Thu 24 April 20:18 - 20:30 PDT

Consistency Checks for Language Model Forecasters

Daniel Paleka ⋅ Abhimanyu Pallavi Sudhir ⋅ Alejandro Alvarez ⋅ Vineeth Bhat ⋅ Adam Shen ⋅ Evan Wang ⋅ Florian Tramer

Forecasting is a task that is difficult to evaluate: the ground truth can only be known in the future. Recent work showing LLM forecasters rapidly approaching human-level performance begs the question: how can we benchmark and evaluate these forecasters instantaneously? Following the consistency check framework, we measure the performance of forecasters in terms of the consistency of their predictions on different logically-related questions. We propose a new, general consistency metric based on arbitrage: for example, if a forecasting AI illogically predicts that both the Democratic and Republican parties have 60\% probability of winning the 2024 US presidential election, an arbitrageur could trade against the forecaster's predictions and make a profit. We build an automated evaluation system that generates a set of base questions, instantiates consistency checks from these questions, elicits the predictions of the forecaster, and measures the consistency of the predictions. We then build a standard, proper-scoring-rule forecasting benchmark, and show that our (instantaneous) consistency metrics correlate strongly with LLM forecasters' ground truth Brier scores (which are only known in the future). We also release a consistency benchmark that resolves in 2028, providing a long-term evaluation tool for forecasting.

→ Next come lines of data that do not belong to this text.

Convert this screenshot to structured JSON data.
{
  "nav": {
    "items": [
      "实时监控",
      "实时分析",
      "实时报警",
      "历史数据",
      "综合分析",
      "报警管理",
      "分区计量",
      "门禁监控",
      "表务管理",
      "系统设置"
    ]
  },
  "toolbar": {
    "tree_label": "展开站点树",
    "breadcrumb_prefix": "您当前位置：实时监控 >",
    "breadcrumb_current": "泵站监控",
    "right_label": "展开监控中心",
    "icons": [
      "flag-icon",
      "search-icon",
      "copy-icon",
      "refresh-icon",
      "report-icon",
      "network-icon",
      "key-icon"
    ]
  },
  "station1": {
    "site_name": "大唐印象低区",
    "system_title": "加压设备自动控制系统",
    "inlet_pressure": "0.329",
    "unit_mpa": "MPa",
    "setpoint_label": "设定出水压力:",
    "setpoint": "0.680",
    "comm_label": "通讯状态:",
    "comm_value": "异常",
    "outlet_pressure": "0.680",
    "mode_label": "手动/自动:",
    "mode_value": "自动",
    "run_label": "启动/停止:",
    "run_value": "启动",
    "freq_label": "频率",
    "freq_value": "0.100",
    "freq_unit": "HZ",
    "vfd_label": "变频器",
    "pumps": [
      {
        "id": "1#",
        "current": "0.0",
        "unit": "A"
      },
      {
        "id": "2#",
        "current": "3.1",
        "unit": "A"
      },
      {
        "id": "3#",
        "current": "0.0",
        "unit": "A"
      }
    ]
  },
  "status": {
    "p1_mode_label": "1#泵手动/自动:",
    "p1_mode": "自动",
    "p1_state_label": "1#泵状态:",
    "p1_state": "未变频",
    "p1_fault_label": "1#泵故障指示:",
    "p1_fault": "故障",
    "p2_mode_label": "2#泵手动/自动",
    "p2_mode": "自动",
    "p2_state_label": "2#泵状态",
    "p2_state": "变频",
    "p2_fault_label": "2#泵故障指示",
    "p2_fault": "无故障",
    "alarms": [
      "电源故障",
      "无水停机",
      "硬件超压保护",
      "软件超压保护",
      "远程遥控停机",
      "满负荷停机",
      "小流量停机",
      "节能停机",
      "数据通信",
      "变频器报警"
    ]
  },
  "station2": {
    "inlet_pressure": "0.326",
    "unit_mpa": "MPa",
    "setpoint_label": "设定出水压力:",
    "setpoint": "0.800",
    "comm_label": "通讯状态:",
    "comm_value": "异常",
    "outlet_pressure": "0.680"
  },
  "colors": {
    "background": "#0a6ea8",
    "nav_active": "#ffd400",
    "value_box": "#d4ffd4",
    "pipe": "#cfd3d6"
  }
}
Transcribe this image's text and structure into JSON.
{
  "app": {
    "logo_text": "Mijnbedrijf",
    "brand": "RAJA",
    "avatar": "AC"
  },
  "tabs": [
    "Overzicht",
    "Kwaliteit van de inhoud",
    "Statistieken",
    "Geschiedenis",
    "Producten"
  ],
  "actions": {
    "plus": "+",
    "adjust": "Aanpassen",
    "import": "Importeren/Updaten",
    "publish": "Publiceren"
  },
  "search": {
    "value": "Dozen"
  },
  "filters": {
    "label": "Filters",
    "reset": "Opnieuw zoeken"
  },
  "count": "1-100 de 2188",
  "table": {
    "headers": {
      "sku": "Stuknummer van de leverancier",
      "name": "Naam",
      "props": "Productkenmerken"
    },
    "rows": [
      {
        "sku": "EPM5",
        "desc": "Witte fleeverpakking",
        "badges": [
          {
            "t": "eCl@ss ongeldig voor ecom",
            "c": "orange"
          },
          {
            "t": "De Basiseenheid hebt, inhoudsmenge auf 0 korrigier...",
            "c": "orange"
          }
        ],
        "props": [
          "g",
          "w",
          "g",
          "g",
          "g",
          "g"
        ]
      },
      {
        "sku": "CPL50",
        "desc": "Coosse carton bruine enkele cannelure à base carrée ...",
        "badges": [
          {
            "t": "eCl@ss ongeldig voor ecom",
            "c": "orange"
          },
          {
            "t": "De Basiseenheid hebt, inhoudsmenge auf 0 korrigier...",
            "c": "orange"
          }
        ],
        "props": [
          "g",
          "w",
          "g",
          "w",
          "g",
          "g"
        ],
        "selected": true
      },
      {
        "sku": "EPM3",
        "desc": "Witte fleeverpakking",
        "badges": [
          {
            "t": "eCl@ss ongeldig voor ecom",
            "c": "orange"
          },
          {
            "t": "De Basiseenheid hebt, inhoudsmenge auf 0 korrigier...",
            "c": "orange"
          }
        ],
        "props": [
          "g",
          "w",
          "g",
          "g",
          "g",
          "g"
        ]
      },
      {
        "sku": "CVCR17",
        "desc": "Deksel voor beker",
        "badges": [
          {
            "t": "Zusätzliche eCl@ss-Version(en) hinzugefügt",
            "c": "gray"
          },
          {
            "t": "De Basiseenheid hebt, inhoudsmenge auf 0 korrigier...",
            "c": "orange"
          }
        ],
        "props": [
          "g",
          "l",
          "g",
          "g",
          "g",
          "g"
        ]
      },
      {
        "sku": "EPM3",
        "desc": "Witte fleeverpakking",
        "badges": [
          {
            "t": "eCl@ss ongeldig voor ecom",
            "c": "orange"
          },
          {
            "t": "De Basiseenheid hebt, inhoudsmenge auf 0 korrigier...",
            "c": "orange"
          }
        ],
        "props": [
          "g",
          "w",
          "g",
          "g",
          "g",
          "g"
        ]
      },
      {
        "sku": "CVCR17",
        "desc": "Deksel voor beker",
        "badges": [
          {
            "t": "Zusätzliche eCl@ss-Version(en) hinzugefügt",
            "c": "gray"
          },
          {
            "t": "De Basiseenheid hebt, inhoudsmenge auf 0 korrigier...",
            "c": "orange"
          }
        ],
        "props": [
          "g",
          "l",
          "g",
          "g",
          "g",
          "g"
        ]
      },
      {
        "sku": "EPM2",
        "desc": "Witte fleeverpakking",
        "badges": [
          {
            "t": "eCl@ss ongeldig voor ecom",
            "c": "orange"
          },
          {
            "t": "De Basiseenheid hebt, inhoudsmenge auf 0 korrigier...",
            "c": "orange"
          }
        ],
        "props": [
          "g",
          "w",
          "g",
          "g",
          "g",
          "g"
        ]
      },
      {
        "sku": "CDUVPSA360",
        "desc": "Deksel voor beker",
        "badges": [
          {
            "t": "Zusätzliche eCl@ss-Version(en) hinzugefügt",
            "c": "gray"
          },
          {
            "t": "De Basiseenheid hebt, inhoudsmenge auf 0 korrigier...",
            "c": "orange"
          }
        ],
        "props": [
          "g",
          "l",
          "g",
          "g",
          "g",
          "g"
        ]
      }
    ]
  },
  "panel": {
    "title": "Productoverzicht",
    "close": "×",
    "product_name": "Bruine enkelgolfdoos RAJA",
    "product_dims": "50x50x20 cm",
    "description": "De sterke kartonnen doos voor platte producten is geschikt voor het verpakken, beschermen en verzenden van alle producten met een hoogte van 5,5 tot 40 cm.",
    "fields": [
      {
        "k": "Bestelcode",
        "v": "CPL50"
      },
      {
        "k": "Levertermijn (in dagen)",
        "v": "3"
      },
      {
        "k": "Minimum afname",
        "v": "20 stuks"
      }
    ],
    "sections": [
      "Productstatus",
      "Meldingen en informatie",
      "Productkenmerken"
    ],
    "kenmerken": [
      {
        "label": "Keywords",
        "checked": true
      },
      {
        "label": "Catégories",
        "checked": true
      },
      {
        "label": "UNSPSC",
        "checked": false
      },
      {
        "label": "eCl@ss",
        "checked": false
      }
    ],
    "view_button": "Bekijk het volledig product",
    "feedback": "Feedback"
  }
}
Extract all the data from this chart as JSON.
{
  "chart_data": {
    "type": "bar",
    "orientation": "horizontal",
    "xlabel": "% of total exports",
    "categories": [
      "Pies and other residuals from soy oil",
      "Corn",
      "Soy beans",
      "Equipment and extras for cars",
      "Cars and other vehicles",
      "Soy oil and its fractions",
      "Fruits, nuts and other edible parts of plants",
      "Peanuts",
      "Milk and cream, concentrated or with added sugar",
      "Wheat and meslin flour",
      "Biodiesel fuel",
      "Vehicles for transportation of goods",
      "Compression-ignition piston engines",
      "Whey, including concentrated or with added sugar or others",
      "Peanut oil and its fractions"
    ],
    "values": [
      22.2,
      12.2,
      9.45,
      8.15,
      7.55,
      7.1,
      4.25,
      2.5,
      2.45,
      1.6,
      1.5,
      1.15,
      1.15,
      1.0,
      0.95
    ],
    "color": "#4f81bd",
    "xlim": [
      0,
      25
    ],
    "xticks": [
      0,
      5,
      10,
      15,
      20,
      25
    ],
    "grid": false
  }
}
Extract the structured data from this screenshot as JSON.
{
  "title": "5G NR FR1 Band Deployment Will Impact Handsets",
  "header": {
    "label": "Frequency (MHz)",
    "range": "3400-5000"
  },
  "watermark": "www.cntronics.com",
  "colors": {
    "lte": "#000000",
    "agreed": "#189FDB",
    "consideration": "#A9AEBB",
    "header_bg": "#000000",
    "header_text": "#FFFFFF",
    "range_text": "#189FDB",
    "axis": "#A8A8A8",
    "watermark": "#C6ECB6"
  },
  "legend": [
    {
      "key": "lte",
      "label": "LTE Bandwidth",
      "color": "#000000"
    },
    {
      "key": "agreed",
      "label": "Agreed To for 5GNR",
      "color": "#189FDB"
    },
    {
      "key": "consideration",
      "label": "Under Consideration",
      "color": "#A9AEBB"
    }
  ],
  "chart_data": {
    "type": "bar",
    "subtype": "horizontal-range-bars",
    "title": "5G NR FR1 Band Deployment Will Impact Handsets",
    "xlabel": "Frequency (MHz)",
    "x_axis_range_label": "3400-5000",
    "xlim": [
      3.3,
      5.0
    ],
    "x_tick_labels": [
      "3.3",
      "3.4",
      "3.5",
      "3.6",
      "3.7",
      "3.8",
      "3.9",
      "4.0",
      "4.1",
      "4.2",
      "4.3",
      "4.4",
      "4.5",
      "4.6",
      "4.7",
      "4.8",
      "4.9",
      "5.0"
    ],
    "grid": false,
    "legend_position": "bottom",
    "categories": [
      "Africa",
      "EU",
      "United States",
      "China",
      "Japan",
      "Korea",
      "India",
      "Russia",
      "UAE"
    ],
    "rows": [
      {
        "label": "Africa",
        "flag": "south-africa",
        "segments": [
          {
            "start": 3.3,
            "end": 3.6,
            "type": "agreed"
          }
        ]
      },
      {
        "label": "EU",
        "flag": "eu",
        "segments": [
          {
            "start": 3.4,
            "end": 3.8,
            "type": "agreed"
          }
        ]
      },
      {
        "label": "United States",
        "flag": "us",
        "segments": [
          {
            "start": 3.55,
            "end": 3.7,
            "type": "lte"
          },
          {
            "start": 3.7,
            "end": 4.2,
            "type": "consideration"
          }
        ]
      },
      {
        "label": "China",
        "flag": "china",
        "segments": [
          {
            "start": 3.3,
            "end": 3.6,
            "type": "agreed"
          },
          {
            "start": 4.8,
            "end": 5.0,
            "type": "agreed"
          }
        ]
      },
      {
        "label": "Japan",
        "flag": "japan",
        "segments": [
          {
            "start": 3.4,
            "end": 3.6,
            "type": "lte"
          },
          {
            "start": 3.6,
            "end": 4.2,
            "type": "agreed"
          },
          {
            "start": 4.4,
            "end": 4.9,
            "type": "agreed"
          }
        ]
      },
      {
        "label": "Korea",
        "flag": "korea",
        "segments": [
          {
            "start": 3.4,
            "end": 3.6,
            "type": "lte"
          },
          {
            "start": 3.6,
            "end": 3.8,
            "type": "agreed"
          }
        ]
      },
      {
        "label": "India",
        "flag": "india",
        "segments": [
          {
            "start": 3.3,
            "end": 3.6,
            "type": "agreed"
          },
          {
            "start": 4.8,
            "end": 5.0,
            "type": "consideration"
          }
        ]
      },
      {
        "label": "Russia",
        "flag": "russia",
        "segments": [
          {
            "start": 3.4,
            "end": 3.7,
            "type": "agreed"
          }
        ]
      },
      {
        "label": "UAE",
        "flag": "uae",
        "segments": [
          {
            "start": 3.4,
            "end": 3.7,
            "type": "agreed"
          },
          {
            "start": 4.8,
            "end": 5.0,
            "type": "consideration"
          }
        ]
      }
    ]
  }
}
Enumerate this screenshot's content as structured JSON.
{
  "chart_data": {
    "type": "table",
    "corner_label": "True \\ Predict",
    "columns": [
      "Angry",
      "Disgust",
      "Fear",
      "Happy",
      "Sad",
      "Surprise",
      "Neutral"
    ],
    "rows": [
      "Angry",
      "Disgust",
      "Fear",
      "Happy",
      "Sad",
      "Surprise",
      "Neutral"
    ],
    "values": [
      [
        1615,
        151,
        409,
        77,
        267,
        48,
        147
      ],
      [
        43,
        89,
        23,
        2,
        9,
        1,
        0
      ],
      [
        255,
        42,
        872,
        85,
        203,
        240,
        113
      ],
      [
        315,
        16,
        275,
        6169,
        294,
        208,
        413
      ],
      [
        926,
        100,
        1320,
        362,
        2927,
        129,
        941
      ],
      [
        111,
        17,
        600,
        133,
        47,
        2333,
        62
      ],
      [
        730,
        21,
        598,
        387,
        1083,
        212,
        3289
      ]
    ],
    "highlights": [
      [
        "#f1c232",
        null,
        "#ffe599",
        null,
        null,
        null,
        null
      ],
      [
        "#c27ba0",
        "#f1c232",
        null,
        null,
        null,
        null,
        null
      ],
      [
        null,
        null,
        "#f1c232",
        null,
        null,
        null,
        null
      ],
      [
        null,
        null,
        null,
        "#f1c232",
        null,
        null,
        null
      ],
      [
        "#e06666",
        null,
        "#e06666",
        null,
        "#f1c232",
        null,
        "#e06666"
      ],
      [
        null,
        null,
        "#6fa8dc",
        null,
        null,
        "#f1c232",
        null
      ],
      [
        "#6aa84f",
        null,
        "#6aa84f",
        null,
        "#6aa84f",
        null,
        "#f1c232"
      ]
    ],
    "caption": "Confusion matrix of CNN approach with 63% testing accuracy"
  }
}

Thu 24 April 20:30 - 20:42 PDT

Probabilistic Learning to Defer: Handling Missing Expert Annotations and Controlling Workload Distribution

Cuong Nguyen ⋅ Thanh-Toan Do ⋅ Gustavo Carneiro

Recent progress in machine learning research is gradually shifting its focus towards human-AI cooperation due to the advantages of exploiting the reliability of human experts and the efficiency of AI models. One of the promising approaches in human-AI cooperation is learning to defer (L2D), where the system analyses the input data and decides to make its own decision or defer to human experts. Although L2D has demonstrated state-of-the-art performance, in its standard setting, L2D entails a severe limitation: all human experts must annotate the whole training dataset of interest, resulting in a time-consuming and expensive annotation process that can subsequently influence the size and diversity of the training set. Moreover, the current L2D does not have a principled way to control workload distribution among human experts and the AI classifier, which is critical to optimise resource allocation. We, therefore, propose a new probabilistic modelling approach inspired by the mixture-of-experts, where the Expectation - Maximisation algorithm is leverage to address the issue of missing expert's annotations. Furthermore, we introduce a constraint, which can be solved efficiently during the E-step, to control the workload distribution among human experts and the AI classifier. Empirical evaluation on synthetic and real-world datasets shows that our proposed probabilistic approach performs competitively, or surpasses previously proposed methods assessed on the same benchmarks.